Maybe our wait is over. The latest is a skin patch that may cure peanut allergies. Two French pediatricians are working on this patch in hopes of finding a cure for those that suffer from deadly peanut allergies. The patch will re-educate the body so it will no longer over react to peanut exposure. Currently, the patch is being tried on people in Europe and the United States. It works by releasing small doses of peanut oil under the skin, similar to the way allergy shots release small doses of the allergen into the body. It is a type of reprogramming so the body will not go into such severe reactions.
One of the researchers and inventors, Dr. Pierre-Henri Benhamou, a senior consultant at Saint-Vincent de Paul hospital in Paris, told the Daily Mail: “We envisage that the patch would be worn daily for several years and would slowly reduce the severity of accidental exposure to peanuts.
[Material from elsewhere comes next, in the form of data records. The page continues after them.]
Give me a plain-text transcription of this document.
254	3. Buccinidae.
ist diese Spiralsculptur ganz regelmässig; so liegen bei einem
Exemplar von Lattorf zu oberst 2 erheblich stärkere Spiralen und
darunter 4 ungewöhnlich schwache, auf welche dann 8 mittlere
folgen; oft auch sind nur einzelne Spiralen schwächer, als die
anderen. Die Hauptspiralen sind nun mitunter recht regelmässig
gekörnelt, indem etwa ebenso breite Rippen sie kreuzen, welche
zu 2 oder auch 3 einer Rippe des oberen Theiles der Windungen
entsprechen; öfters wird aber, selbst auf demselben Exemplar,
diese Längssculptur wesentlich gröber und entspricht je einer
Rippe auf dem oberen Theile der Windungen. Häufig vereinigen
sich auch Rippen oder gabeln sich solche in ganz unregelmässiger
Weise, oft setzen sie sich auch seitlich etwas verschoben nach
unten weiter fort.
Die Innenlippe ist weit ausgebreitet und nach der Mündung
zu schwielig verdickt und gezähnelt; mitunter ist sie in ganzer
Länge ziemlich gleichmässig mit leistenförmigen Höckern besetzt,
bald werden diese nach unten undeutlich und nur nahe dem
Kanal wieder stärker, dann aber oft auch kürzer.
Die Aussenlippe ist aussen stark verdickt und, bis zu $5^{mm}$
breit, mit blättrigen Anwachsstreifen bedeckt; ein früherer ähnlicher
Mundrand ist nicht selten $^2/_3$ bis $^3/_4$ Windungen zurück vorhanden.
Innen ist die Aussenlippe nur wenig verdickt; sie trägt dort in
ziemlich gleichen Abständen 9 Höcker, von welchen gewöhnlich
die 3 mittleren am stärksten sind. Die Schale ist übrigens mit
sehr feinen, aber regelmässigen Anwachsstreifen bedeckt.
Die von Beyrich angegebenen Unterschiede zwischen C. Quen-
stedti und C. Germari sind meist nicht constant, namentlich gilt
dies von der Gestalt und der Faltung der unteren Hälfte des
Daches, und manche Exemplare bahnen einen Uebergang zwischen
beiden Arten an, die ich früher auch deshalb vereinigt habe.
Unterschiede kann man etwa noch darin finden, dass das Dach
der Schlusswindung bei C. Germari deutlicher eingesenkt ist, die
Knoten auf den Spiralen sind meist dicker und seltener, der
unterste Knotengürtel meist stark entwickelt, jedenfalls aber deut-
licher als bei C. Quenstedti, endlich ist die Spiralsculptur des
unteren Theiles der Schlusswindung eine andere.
Because it is not going straight to the blood stream, there is not the risk of a severe reaction. Even by wearing a year could reduce the possibility of a life threatening reaction.”
If trials go as expected, it is hopeful that the patch could be on the market within a few years. Some human trials have already been conducted and seen success. Current tests are being done to determine the size of the dose and how long the patch will need to be worn for optimum effectiveness.
According to Dr. Benhamou, “At best we are talking about a sufferer eventually being able to eat modest amounts of peanut without a reaction. But what we want to do most is to eliminate the severe reaction that occurs when people are exposed to the tiniest speck of peanut.”
Many people are at such great risk from peanut allergy that they are limited to where they can go and must avoid places like planes and baseball parks. Even though they may not be able to actually eat substantial amounts of peanuts or peanut butter after wearing the patch, they won’t be at such a risk if a trace is ingested by accident. Other methods that are used to treat other allergies, like shots for insects or hay fever, are not feasible as some peanut allergy sufferers are far too allergic.
Though most people with peanut allergies are not so severe that a trace in food or oil on the skin will send them into anaphylactic shock, enough are so that it is a very dangerous and worrisome condition. If people could be more confident that if they were to have a reaction, it would be mild, they could maintain a different lifestyle with much less worry. Parents could use the patch on their children from the beginning and by the time children are on their own more, the allergy could be much less severe.
It will be interesting to watch the development of this patch and hopefully it will soon be a viable treatment for those with peanut allergies. According to the researchers, this will be available for milk allergies as well.